10. Disallowance of 50% of Travelling Expenses Incurred for Business Purposes:
The AO disallowed 50% of travelling expenses of Rs. 23,33,502/- on the ground that no business was procured from foreign countries. The Tribunal reduced the disallowance to 25%, considering the recurring nature of these expenses.

11. Disallowance of 50% of Telephone and Communication Expenses Incurred for Business Purposes:
The AO disallowed 50% of telephone and communication expenses of Rs. 14,74,748/-. The Tribunal reduced the disallowance to 25%, similar to the travelling expenses.

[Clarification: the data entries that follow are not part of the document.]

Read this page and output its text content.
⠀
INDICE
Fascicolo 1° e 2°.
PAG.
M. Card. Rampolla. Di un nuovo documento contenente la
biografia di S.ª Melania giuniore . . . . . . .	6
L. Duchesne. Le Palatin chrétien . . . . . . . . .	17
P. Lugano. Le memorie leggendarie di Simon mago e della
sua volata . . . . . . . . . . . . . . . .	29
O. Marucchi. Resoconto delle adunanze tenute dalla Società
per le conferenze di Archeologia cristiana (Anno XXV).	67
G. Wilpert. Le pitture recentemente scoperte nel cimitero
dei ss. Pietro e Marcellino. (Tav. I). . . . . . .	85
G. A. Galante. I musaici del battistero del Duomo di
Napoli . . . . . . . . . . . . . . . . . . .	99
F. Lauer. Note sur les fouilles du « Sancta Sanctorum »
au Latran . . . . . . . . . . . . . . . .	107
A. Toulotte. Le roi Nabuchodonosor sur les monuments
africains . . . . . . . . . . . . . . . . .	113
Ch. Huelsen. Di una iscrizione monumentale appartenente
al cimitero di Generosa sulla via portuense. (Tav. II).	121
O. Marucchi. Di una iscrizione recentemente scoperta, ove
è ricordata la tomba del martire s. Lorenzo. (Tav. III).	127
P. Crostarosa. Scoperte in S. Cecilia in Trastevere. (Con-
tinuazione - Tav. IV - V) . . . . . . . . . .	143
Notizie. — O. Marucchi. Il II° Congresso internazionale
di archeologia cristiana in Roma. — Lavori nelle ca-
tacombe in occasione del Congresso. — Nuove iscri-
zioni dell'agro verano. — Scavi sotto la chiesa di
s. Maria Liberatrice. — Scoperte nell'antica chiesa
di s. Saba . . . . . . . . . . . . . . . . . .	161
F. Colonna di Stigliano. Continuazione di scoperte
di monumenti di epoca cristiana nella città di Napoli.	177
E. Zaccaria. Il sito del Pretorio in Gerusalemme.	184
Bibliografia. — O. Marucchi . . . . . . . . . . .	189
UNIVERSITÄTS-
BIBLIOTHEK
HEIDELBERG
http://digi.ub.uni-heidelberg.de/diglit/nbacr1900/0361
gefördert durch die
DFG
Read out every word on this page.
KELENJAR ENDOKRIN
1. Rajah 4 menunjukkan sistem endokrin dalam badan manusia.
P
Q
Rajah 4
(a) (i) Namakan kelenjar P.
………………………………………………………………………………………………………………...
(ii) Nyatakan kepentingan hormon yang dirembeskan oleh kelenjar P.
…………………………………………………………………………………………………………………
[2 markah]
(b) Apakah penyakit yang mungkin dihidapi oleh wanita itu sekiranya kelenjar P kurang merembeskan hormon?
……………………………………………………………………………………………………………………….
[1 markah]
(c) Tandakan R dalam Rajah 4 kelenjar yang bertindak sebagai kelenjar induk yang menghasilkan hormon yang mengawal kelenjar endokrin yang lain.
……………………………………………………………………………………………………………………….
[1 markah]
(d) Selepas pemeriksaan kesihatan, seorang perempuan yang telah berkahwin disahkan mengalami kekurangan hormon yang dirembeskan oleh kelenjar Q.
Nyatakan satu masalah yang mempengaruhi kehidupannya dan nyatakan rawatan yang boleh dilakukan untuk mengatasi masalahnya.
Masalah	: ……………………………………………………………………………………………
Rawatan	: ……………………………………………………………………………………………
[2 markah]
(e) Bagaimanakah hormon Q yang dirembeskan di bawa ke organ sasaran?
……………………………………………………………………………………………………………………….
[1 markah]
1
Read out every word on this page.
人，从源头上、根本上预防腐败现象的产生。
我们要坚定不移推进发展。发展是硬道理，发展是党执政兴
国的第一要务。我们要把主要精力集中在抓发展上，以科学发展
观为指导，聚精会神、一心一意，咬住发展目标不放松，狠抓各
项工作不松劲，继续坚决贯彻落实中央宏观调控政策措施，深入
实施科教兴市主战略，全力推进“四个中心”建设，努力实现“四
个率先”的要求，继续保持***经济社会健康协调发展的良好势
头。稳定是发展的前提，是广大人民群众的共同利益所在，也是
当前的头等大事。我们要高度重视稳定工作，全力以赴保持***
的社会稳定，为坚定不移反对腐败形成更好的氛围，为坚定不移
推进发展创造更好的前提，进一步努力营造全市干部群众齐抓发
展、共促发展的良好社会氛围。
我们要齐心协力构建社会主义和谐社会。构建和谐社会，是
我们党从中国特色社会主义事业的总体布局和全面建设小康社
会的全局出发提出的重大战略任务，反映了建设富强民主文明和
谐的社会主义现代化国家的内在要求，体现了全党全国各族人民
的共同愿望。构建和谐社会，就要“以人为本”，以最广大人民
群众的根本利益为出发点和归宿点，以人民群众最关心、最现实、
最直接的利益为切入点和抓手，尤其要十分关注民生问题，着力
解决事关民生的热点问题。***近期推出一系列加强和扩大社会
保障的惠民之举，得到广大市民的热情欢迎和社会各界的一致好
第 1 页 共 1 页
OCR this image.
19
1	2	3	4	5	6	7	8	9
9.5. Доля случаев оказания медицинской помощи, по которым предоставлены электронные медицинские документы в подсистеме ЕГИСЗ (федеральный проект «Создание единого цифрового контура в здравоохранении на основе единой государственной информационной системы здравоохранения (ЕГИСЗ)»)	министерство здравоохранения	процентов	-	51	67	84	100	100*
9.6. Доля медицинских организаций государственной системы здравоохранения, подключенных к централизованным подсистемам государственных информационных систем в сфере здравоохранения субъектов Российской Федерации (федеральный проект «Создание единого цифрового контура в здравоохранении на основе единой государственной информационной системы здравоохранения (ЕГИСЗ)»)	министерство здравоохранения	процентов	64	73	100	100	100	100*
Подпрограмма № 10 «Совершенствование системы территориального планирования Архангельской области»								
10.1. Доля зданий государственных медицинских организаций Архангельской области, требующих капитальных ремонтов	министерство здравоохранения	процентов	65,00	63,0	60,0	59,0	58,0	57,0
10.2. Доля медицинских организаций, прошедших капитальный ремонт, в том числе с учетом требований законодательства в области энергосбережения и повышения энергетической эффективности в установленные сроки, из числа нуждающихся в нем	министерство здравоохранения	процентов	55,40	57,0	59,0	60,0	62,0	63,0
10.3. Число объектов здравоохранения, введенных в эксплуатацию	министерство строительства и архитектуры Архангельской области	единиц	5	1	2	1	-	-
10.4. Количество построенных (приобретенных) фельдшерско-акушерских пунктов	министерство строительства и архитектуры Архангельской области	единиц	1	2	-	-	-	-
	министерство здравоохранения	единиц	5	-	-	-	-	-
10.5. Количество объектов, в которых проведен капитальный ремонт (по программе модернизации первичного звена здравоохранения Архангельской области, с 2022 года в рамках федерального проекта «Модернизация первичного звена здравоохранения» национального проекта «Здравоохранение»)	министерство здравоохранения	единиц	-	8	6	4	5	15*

12. Addition of Advances Received in the Course of Business:
The AO added Rs. 40,39,826/- as advances received in the course of business. The Tribunal directed the AO to re-examine the evidence provided by the assessee, including confirmations and ledger accounts.

13. Non-Allowance of Set-Off of Brought Forward Business Loss and Unabsorbed Depreciation:
This ground was not pressed by the assessee and was dismissed.

Conclusion:
The appeal was partly allowed for statistical purposes. The Tribunal directed the AO to re-examine certain disallowances and adjustments, ensuring that any transfer pricing adjustment is restricted to transactions with associated enterprises and not the entire revenue. The Tribunal also provided relief by reducing disallowances on travelling and communication expenses and directed the AO to allow depreciation on capitalized software and licensing expenses.